Ah, C just came in and it didn’t help as they did beat expectations but earnings were 21% below last year – expectations were simply worse. BLK was down about 20%, JPM down just 6% – all the banks were down but DAL and UNH were up over last year. Are these the kind of earnings that should be breaking us out to new highs?
And by highs, I mean highs for the year, of course (4,020 on the S&P yesterday) – you can forget about 4,800 on the S&P 500 the same way we had to forget about Nasdaq 5,000 for 16 years after the 2,000 high. Nasdaq 16,500 was our high last year and we’re not likely to see that again this decade either – especially as we struggle to hold 11,000 at the moment.
The real race on the Nasdaq Weekly Chart is that the 50-week moving average does not cross below the Strong Bounce Line at 12,000. It’s at 12,450 and it’s dropping 25 points per week if the Nasdaq is under the 200 wma so we have 18 weeks to improve – either these earnings or the next. Otherwise the bearish technicals will dominate the charts into the end of the year.
None of this matters to long-term, value investors. We are thrilled to once again be able to buy stocks for realistic prices (16,000 and 4,800 were NOT realistic) and the main reasons the Economy is having trouble are artificial:
- We have the Fed tinkering to keep Inflation down.

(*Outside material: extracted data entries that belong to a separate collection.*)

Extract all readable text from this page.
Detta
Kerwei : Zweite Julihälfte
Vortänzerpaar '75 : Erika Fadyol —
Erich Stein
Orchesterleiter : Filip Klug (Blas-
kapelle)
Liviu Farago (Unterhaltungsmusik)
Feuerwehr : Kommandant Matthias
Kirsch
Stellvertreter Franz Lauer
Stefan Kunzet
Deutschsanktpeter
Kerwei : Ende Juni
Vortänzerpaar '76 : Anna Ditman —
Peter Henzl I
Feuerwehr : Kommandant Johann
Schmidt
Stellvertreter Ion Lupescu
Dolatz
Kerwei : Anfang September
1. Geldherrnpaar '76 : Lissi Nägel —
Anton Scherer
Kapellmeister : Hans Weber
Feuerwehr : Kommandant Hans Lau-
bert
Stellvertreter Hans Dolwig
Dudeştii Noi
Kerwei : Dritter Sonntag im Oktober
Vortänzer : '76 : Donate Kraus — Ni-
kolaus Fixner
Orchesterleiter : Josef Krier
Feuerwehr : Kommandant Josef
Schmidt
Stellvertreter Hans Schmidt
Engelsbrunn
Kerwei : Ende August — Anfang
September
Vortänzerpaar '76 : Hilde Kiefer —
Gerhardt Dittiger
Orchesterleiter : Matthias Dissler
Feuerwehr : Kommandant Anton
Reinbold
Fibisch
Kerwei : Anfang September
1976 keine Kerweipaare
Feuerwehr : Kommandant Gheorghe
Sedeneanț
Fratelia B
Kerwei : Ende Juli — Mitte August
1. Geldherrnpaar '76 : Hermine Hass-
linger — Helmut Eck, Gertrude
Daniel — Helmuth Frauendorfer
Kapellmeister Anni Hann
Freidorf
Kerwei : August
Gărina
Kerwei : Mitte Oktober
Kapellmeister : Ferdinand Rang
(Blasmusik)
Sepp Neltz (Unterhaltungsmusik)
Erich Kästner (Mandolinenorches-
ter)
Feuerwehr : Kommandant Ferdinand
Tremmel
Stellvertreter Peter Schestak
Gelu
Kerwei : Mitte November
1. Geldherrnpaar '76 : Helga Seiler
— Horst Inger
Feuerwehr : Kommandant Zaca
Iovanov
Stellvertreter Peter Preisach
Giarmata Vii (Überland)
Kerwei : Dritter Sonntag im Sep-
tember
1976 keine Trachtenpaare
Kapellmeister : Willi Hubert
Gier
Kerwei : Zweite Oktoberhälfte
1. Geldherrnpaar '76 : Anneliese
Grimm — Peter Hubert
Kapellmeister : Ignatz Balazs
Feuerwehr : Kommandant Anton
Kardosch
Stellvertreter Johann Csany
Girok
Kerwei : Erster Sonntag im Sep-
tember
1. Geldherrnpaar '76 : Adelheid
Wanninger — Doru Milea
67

- Inflation is up over supply chain issues caused by Covid and the War.
- Inflation is also up due to a strong demand for workers – an indication of a healthy economy.
- Wages are finally rising, which will give our economy a stronger base to build on.
- A lot of the slowdown we see is due to the end of stimulus and the end of QE – don’t expect the economy to come off life support and run a marathon. Like Damar Hamlin, we’re going to need a little time to recover, please.
So let us pray for 2023 and what lies ahead – you never know when you are going to take a brutal hit, so it’s best to be prepared. Like Dmar’s medical support – our cash is on the sidelines, ready to come to our rescue if this earnings season is unkind and, if it turns out to be strong and healthy – we can always join the game!